AIUI, by the end of this series, what is supported is in-kernel
self-protection using CET-IBT, and userspace shadow stacks.
It is probably worth keeping the implementation-agnostic bits separate
from the "what is currently supported" matrix. I'm not certain if its
worth splitting into cet.rst, cet-kernel.rst and cet-user.rst at this
point, but it's something to consider.
> +The Kconfig options is X86_SHADOW_STACK, and it can be disabled with
> +the kernel parameter clearcpuid, like this: "clearcpuid=shstk".
What about namespacing?
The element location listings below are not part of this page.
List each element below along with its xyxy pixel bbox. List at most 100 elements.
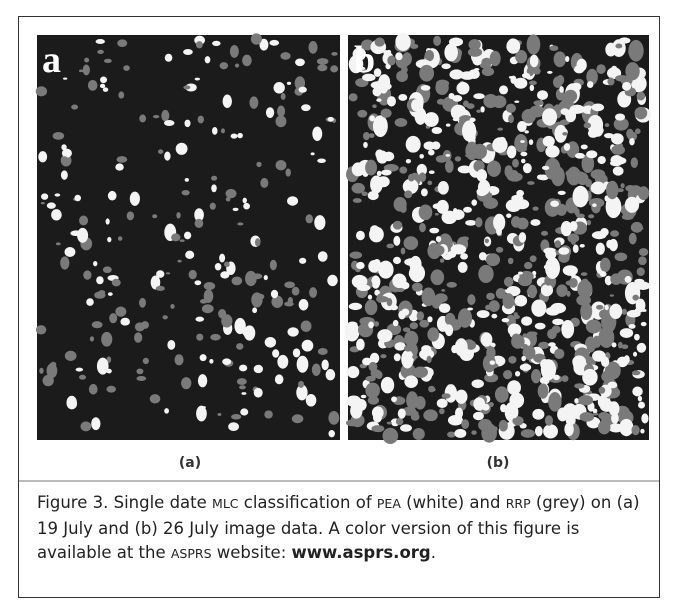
class-blob xyxy=(413,366,428,377)
class-blob xyxy=(561,221,572,236)
class-blob xyxy=(511,334,525,348)
class-blob xyxy=(476,110,481,113)
class-blob xyxy=(62,149,72,158)
class-blob xyxy=(441,289,445,292)
class-blob xyxy=(446,123,451,126)
class-blob xyxy=(183,49,193,55)
class-blob xyxy=(331,52,337,56)
class-blob xyxy=(398,94,407,101)
class-blob xyxy=(419,172,426,182)
class-blob xyxy=(368,321,374,328)
class-blob xyxy=(564,90,577,103)
class-blob xyxy=(50,362,56,368)
class-blob xyxy=(239,365,247,372)
class-blob xyxy=(47,202,56,208)
class-blob xyxy=(600,258,611,273)
class-blob xyxy=(471,199,477,205)
class-blob xyxy=(462,120,476,141)
class-blob xyxy=(634,279,644,284)
class-blob xyxy=(65,351,77,361)
class-blob xyxy=(562,375,569,382)
class-blob xyxy=(252,307,257,313)
class-blob xyxy=(613,166,624,175)
class-blob xyxy=(308,41,317,54)
class-blob xyxy=(561,320,574,338)
class-blob xyxy=(127,211,134,220)
class-blob xyxy=(249,96,258,108)
class-blob xyxy=(406,159,411,163)
class-blob xyxy=(266,107,274,118)
class-blob xyxy=(64,247,75,257)
class-blob xyxy=(394,353,401,361)
class-blob xyxy=(476,188,487,197)
class-blob xyxy=(204,289,214,303)
class-blob xyxy=(580,412,594,422)
class-blob xyxy=(38,151,47,162)
class-blob xyxy=(453,118,460,121)
class-blob xyxy=(318,348,328,355)
class-blob xyxy=(597,156,605,164)
class-blob xyxy=(200,354,207,361)
class-blob xyxy=(573,186,589,208)
class-blob xyxy=(492,137,507,153)
class-blob xyxy=(435,213,439,216)
class-blob xyxy=(182,190,190,195)
class-blob xyxy=(91,417,100,430)
class-blob xyxy=(569,278,578,288)
class-blob xyxy=(610,230,619,237)
class-blob xyxy=(139,298,146,308)
caption-abbr: ASPRS xyxy=(171,546,212,561)
class-blob xyxy=(615,253,628,262)
class-blob xyxy=(287,82,291,85)
class-blob xyxy=(233,208,239,211)
class-blob xyxy=(506,104,516,113)
class-blob xyxy=(615,113,625,120)
class-blob xyxy=(264,410,272,418)
class-blob xyxy=(306,214,313,223)
class-blob xyxy=(535,426,543,436)
class-blob xyxy=(292,414,304,423)
class-blob xyxy=(287,327,298,336)
class-blob xyxy=(634,334,640,341)
class-blob xyxy=(396,288,404,292)
class-blob xyxy=(183,85,190,89)
class-blob xyxy=(477,310,490,318)
class-blob xyxy=(417,311,424,320)
class-blob xyxy=(83,270,91,279)
class-blob xyxy=(435,80,448,95)
class-blob xyxy=(571,83,581,91)
class-blob xyxy=(558,191,566,195)
class-blob xyxy=(525,130,529,133)
class-blob xyxy=(270,260,277,270)
class-blob xyxy=(429,170,435,174)
class-blob xyxy=(548,392,561,412)
class-blob xyxy=(625,197,639,213)
caption-link: www.asprs.org xyxy=(292,543,431,562)
class-blob xyxy=(280,52,290,60)
class-blob xyxy=(551,166,565,186)
class-blob xyxy=(115,163,123,170)
class-blob xyxy=(415,396,426,409)
class-blob xyxy=(433,36,441,46)
class-blob xyxy=(328,117,334,122)
class-blob xyxy=(395,33,410,51)
class-blob xyxy=(166,272,170,274)
class-blob xyxy=(275,374,283,384)
class-blob xyxy=(437,398,448,408)
class-blob xyxy=(242,55,252,66)
class-blob xyxy=(635,128,641,134)
class-blob xyxy=(631,222,643,233)
class-blob xyxy=(592,104,604,112)
class-blob xyxy=(632,387,642,397)
class-blob xyxy=(163,315,168,319)
class-blob xyxy=(548,253,553,257)
class-blob xyxy=(328,430,334,437)
class-blob xyxy=(56,242,61,245)
class-blob xyxy=(377,329,392,342)
class-blob xyxy=(391,396,397,402)
class-blob xyxy=(491,314,497,319)
class-blob xyxy=(83,64,90,75)
class-blob xyxy=(103,266,112,273)
class-blob xyxy=(465,220,476,226)
class-blob xyxy=(347,322,357,328)
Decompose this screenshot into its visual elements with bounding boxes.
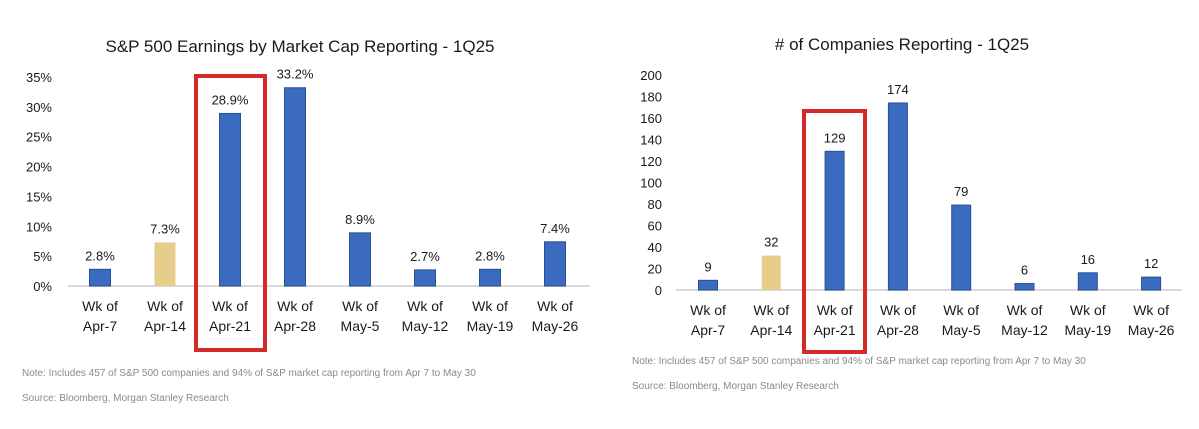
- data-label: 129: [824, 130, 846, 145]
- x-tick-label: Wk of: [1007, 302, 1043, 318]
- data-label: 7.4%: [540, 221, 570, 236]
- x-tick-label: Wk of: [212, 298, 248, 314]
- x-tick-label: May-5: [942, 322, 981, 338]
- bar-may-26: [1141, 276, 1162, 291]
- x-tick-label: Wk of: [1133, 302, 1169, 318]
- bar-may-26: [544, 241, 566, 287]
- data-label: 2.8%: [475, 248, 505, 263]
- y-tick-label: 10%: [26, 219, 52, 234]
- x-tick-label: Apr-28: [274, 318, 316, 334]
- data-label: 7.3%: [150, 221, 180, 236]
- y-tick-label: 30%: [26, 100, 52, 115]
- y-tick-label: 25%: [26, 130, 52, 145]
- x-tick-label: Wk of: [277, 298, 313, 314]
- y-tick-label: 0%: [33, 279, 52, 294]
- chart-note: Note: Includes 457 of S&P 500 companies …: [632, 356, 1086, 367]
- x-tick-label: May-26: [532, 318, 579, 334]
- bar-apr-21: [824, 150, 845, 291]
- x-tick-label: May-12: [402, 318, 449, 334]
- y-tick-label: 100: [640, 176, 662, 191]
- highlight-box: [802, 109, 867, 354]
- chart-source: Source: Bloomberg, Morgan Stanley Resear…: [22, 393, 229, 404]
- y-tick-label: 80: [648, 197, 662, 212]
- chart-source: Source: Bloomberg, Morgan Stanley Resear…: [632, 381, 839, 392]
- data-label: 16: [1081, 252, 1095, 267]
- data-label: 28.9%: [212, 92, 249, 107]
- bar-apr-7: [89, 268, 111, 287]
- bar-apr-28: [284, 87, 306, 287]
- x-tick-label: May-26: [1128, 322, 1175, 338]
- data-label: 32: [764, 235, 778, 250]
- x-tick-label: Wk of: [537, 298, 573, 314]
- data-label: 174: [887, 82, 909, 97]
- x-tick-label: Apr-7: [83, 318, 117, 334]
- x-tick-label: May-19: [467, 318, 514, 334]
- data-label: 2.8%: [85, 248, 115, 263]
- data-label: 2.7%: [410, 249, 440, 264]
- data-label: 8.9%: [345, 212, 375, 227]
- x-tick-label: Wk of: [147, 298, 183, 314]
- earnings-by-market-cap-chart: S&P 500 Earnings by Market Cap Reporting…: [22, 37, 590, 404]
- data-label: 9: [704, 259, 711, 274]
- highlight-box: [194, 74, 267, 352]
- chart-title: # of Companies Reporting - 1Q25: [775, 35, 1029, 54]
- y-tick-label: 180: [640, 90, 662, 105]
- x-tick-label: Apr-14: [144, 318, 186, 334]
- bar-may-19: [1077, 272, 1098, 291]
- x-tick-label: Wk of: [690, 302, 726, 318]
- x-tick-label: Apr-28: [877, 322, 919, 338]
- x-tick-label: Apr-14: [750, 322, 792, 338]
- x-tick-label: Apr-21: [209, 318, 251, 334]
- y-tick-label: 40: [648, 240, 662, 255]
- x-tick-label: Apr-7: [691, 322, 725, 338]
- bar-may-19: [479, 268, 501, 287]
- x-tick-label: May-12: [1001, 322, 1048, 338]
- bar-may-5: [951, 204, 972, 291]
- x-tick-label: Wk of: [943, 302, 979, 318]
- x-tick-label: Wk of: [753, 302, 789, 318]
- data-label: 12: [1144, 256, 1158, 271]
- bar-may-12: [414, 269, 436, 287]
- bar-apr-14: [154, 242, 176, 286]
- x-tick-label: May-19: [1064, 322, 1111, 338]
- y-tick-label: 0: [655, 283, 662, 298]
- x-tick-label: Apr-21: [814, 322, 856, 338]
- y-tick-label: 140: [640, 133, 662, 148]
- x-tick-label: Wk of: [407, 298, 443, 314]
- bar-may-5: [349, 232, 371, 287]
- y-tick-label: 20%: [26, 160, 52, 175]
- x-tick-label: Wk of: [82, 298, 118, 314]
- bar-apr-21: [219, 112, 241, 287]
- data-label: 33.2%: [277, 67, 314, 82]
- x-tick-label: May-5: [341, 318, 380, 334]
- bar-apr-7: [698, 279, 718, 291]
- x-tick-label: Wk of: [880, 302, 916, 318]
- bar-apr-14: [761, 255, 781, 290]
- x-tick-label: Wk of: [472, 298, 508, 314]
- data-label: 6: [1021, 263, 1028, 278]
- chart-title: S&P 500 Earnings by Market Cap Reporting…: [105, 37, 494, 56]
- y-tick-label: 160: [640, 111, 662, 126]
- y-tick-label: 120: [640, 154, 662, 169]
- y-tick-label: 15%: [26, 189, 52, 204]
- bar-apr-28: [887, 102, 908, 291]
- x-tick-label: Wk of: [342, 298, 378, 314]
- x-tick-label: Wk of: [1070, 302, 1106, 318]
- y-tick-label: 200: [640, 68, 662, 83]
- data-label: 79: [954, 184, 968, 199]
- bar-may-12: [1014, 283, 1035, 291]
- companies-reporting-chart: # of Companies Reporting - 1Q25 Note: In…: [632, 35, 1182, 392]
- x-tick-label: Wk of: [817, 302, 853, 318]
- y-tick-label: 5%: [33, 249, 52, 264]
- y-tick-label: 60: [648, 219, 662, 234]
- y-tick-label: 20: [648, 262, 662, 277]
- y-tick-label: 35%: [26, 70, 52, 85]
- chart-note: Note: Includes 457 of S&P 500 companies …: [22, 368, 476, 379]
For the CPUID features themselves, yes they're
shstk and ibt.
But for the Kconfig options, the user and kernel implementations are
wildly different for both shstk and ibt. Are they going to want to
share the same Kconfig option from the getgo?
Independent of the Kconfig symbol, user and kernel have separate
enablement criteria. e.g. kernel shstk is likely going to be dependent
on the FRED feature, and simply looking at `shstk` in /proc/cpuinfo
doesn't necessarily tell you all you want to know.
> +
> +To build a CET-enabled kernel, Binutils v2.31 and GCC v8.1 or LLVM v10.0.1
What are the other dependences here?
In principle shstk only needs assembler support for the new
instructions, and that's Binutils 2.29 / LLVM 6 from my notes.
It's IBT which needs compiler support (and then, even only kernel IBT),
and that work is already done.
> +or later are required. To build a CET-enabled application, GLIBC v2.28 or
> +later is also required.
> +
> +At run time, /proc/cpuinfo shows CET features if the processor supports
> +CET.
Probably helpful to state what these are.
> +
> +Application Enabling
> +====================
> +
> +An application's CET capability is marked in its ELF header and can be
Technically its in an ELF note, not the ELF header.